When a long training run feels horrendous, practise keeping in control in your head.
Make sure you aren't thinking of how far you have to go. Practice staying in that moment, look around you and take in the sights, sounds and smells. Think about the rhythm of your steps, your breathing. If you can see your shadow watch it and see how comfortable it looks! If you are fundraising think about some of the reasons you have for running for your chosen charity and how much it will benefit the users. Also make sure to start slow.
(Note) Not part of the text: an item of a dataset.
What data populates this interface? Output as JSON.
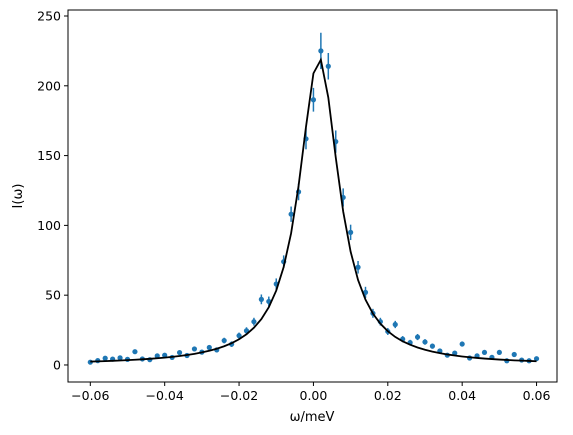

Sometimes it helps to break it up. For example, for a 15 mile run you might have a 5 mile warm up, where you find your pace and rhythm, get your breathing, feel in control and get your legs going. Stay relaxed and loose. Then you might have a 7 mile run where you keep the pace, keep the focus, stay in the moment and accept there will be hard bits within those 7 miles. There will also be easier periods when you can recover and times when you feel strong. During the hard bits, remember that no hill lasts forever and round the corner there will always be a less challenging section. Then you have 3 miles to push, it's now ok to start allowing yourself to think about the distance, but only to count it down. Think how close you are to completing the run, how it's about 30 minutes of your life (or equate to whatever your pace is) and how great you'll feel when you finish. Visualise yourself crossing the finish line on the Mall….
Horrendous runs can always be thought of as positive; hard, but you kept going and you finished. That makes a great training run as you are getting better at keeping going when you are tired and your limbs are heavy. All those miles are making your body lay down new circulatory systems (capilliarisation), which increases efficiency and stamina and will help you on the day.
The extra support, crowds and adrenaline present on the big day will make the marathon itself feel a third easier than your hardest training run, for sure.
It's a mind-set. You can do it and you'll be great. It's not easy, but it's very achievable and every tough mile you do now is banked somewhere in your body for April 24th- promise!!!